NLR-mediated signaling pathway in mammals. The recognition of PAMPs/DAMPs [Pathogen-Associated Molecular Patterns/Damage-Associated Molecular Patterns) by NLRs (NOD (Nucleotide-binding oligomerization domain)-like receptor proteins: NLRCs, NLRPs] promotes the recruitment of procaspase-1 (Pro-Casp1) through homotypic domain interaction, forming a large cytoplasmic complex named inflammasome. In some situation, the adaptor ASC (apoptosis-associated speck-like protein containing a CARD domain) can take part to the complex, bridging the receptor to procaspase-1. The procaspase-1 undergoes auto-activation and processing of its 2 active sub-units (p10 and p20) which assemble into a tetrameric active form. Active caspase-1 catalyzes the cleavage of proIL-18 (proInterleukine-18), proIL-1β (proInterleukine-1β) into mature cytokines, and gasdermin-D releasing the PFD domain that can oligomerizes and anchors into the membrane to form pores.

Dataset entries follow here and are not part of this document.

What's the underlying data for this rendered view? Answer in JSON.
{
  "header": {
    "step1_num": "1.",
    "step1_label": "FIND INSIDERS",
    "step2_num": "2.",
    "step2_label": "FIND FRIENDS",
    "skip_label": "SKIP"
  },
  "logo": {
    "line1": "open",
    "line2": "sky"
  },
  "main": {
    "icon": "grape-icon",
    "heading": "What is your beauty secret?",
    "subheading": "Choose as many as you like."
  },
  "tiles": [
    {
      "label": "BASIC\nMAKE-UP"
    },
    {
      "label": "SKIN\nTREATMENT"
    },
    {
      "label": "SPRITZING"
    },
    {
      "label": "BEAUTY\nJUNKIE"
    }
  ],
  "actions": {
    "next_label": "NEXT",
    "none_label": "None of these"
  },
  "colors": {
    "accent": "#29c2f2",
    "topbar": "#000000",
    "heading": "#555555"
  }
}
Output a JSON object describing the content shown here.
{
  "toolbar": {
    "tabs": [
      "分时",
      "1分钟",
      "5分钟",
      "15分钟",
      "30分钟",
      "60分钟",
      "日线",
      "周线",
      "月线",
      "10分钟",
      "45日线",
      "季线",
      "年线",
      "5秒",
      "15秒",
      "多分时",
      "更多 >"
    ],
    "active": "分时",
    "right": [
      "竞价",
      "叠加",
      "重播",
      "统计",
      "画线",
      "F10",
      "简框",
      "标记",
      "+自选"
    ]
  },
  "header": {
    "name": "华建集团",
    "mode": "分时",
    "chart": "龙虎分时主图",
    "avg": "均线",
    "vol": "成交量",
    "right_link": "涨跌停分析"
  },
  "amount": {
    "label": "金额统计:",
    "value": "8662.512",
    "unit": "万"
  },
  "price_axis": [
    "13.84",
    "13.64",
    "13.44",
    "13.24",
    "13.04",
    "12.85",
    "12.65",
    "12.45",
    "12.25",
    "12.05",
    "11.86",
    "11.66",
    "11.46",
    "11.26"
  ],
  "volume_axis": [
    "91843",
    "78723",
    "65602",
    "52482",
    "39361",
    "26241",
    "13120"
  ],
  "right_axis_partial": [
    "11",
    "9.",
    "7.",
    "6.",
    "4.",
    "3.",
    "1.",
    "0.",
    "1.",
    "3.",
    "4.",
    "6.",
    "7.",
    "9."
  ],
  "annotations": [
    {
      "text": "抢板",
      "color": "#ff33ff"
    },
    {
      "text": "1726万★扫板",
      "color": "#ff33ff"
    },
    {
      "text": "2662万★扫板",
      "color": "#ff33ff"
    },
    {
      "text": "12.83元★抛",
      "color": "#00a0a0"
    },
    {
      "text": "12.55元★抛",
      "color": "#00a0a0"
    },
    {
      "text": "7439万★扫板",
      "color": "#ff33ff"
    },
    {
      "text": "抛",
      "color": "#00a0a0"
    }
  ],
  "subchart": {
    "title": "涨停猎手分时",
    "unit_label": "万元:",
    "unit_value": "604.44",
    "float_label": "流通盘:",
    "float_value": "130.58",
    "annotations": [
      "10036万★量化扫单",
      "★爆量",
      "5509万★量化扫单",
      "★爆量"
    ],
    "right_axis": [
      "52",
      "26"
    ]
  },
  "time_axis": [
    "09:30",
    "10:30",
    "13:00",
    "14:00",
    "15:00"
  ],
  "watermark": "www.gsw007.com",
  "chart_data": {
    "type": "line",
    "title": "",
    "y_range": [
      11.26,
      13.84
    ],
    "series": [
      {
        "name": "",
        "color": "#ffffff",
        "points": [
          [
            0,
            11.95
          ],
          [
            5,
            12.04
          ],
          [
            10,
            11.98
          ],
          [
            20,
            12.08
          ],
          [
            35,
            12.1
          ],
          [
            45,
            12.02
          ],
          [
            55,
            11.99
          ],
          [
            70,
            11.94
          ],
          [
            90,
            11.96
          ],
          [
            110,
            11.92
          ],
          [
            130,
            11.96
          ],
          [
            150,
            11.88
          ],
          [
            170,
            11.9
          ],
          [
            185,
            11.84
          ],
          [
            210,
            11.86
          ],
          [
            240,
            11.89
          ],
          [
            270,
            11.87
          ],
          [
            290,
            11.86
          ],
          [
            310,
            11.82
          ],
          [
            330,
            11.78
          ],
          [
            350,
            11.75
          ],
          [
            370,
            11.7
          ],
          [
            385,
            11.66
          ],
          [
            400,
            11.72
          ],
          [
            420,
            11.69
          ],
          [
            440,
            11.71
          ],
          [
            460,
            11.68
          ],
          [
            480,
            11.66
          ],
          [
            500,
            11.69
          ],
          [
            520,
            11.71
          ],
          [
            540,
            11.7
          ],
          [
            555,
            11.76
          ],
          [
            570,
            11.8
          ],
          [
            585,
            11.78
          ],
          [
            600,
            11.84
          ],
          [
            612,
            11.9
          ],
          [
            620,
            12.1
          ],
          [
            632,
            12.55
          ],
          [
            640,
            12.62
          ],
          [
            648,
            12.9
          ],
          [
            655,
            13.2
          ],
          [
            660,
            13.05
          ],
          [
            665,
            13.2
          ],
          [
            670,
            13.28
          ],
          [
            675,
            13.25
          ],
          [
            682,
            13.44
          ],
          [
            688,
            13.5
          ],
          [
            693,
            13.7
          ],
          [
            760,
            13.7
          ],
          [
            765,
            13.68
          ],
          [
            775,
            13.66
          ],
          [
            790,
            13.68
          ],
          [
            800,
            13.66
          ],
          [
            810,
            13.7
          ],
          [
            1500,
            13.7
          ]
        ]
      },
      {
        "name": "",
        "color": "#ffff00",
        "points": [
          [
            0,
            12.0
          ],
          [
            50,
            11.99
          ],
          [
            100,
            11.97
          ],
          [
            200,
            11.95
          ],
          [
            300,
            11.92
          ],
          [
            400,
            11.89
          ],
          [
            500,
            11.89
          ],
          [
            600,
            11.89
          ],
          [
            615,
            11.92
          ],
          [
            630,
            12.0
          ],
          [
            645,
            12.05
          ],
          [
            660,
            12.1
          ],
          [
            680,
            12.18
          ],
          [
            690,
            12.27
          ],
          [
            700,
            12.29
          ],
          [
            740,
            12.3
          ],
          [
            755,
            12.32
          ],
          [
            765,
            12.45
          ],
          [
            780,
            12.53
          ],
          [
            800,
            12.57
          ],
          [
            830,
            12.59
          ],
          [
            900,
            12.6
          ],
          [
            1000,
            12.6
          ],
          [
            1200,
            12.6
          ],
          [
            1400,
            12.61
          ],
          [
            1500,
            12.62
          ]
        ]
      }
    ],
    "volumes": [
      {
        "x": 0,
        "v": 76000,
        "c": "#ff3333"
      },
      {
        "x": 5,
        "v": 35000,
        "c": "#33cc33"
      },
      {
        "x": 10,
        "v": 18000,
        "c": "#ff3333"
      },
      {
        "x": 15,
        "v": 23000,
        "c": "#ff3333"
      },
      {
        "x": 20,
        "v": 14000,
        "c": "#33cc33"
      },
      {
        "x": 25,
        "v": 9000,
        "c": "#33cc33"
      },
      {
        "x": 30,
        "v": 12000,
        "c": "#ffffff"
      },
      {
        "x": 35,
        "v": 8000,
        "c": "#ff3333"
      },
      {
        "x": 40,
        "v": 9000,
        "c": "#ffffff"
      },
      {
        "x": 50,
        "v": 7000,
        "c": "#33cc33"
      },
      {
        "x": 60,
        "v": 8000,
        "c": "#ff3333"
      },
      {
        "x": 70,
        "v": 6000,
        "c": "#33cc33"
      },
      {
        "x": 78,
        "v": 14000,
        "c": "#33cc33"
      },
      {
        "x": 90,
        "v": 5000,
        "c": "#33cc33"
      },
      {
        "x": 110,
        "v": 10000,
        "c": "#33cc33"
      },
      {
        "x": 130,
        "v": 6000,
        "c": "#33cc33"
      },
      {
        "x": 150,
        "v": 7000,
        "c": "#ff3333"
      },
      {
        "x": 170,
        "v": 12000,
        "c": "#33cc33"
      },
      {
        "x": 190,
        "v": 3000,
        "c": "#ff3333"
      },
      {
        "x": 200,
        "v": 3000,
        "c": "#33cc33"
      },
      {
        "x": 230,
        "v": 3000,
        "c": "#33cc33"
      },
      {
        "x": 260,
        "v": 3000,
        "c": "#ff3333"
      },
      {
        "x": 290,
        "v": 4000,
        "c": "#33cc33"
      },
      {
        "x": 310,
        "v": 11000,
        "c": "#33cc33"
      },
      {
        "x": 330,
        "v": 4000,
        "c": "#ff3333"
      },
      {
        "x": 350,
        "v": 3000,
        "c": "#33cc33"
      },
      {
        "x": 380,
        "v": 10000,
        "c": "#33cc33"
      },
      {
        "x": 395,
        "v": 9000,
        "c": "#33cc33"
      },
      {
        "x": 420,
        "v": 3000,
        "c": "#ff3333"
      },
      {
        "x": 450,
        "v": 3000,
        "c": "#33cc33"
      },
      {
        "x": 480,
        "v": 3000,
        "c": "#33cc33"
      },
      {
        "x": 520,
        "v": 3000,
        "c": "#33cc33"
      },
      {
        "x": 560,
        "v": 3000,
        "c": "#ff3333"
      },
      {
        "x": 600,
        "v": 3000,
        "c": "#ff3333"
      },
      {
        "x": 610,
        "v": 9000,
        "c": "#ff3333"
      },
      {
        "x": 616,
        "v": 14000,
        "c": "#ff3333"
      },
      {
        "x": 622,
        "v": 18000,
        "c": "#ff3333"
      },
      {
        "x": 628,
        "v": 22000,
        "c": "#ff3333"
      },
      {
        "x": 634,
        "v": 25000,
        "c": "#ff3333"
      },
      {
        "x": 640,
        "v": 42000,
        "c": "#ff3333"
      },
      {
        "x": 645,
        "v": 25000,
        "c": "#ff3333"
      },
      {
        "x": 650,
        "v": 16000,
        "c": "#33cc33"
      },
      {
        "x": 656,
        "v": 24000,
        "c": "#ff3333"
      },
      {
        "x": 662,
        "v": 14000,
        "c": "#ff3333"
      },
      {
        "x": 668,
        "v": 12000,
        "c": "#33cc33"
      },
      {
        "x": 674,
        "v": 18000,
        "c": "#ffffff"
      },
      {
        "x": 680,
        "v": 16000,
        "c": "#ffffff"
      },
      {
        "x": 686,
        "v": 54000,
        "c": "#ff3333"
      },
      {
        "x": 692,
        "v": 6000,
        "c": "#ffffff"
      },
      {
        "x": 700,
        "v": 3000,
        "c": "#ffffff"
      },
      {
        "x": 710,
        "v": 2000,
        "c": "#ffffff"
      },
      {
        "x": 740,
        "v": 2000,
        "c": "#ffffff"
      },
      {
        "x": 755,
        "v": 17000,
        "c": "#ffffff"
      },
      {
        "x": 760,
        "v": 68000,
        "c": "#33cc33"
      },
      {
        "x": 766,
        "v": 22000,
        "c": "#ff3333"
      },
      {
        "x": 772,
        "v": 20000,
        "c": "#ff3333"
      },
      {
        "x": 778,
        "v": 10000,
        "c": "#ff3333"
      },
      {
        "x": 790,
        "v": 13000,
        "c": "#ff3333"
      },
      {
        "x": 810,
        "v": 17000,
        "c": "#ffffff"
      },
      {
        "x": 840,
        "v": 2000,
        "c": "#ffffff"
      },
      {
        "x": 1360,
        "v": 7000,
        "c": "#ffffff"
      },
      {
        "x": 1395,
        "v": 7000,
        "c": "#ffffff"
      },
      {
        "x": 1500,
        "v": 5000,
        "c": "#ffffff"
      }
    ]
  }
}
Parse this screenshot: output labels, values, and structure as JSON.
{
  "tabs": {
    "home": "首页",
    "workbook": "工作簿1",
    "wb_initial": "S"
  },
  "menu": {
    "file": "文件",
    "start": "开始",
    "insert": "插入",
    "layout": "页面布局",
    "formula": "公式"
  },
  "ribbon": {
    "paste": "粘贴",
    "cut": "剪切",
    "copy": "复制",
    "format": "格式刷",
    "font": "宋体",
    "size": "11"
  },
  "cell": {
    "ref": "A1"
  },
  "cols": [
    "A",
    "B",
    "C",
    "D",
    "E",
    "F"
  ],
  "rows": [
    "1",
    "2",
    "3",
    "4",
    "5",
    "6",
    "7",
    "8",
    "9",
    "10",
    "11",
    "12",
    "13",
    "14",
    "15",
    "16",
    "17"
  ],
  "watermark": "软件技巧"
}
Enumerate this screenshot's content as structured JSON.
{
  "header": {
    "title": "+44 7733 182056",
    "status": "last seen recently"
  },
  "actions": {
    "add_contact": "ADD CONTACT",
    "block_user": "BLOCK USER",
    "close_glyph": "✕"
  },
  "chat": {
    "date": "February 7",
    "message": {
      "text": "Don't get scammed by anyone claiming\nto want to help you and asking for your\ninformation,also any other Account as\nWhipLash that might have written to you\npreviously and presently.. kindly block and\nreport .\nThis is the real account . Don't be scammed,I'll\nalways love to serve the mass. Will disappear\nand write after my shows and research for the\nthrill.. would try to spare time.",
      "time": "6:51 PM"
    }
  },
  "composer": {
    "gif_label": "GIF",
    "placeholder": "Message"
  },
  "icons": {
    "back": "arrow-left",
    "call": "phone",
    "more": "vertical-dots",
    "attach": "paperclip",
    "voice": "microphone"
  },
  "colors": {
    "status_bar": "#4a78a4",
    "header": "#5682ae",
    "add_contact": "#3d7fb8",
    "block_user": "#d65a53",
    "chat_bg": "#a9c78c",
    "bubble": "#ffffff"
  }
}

Processing of gasdermin-D can also be ensured by caspase-4 and caspase-5, which are activated after LPS binding. The gasdermin PFD can also form pores into the mitochondrial membrane that induce K⁺ release and ROS production. In addition, pores created in the plasma membrane by PFD also lead to IL1β and IL18 release and to an ion imbalance that finally results in pyroptosis. The recognition of PAMPs/DAMPs by NOD1/2 promotes the formation of the NODosome composed of the sensor and the protein RIP2 (Receptor Interacting Protein 2) through CARD-dependent homotypic interaction. RIP2 can then recruit TAB1/TAB2/3/TAK1 and IKK complexes that engage MAPK and NF-kB signaling pathways leading to the production of pro-inflammatory cytokines.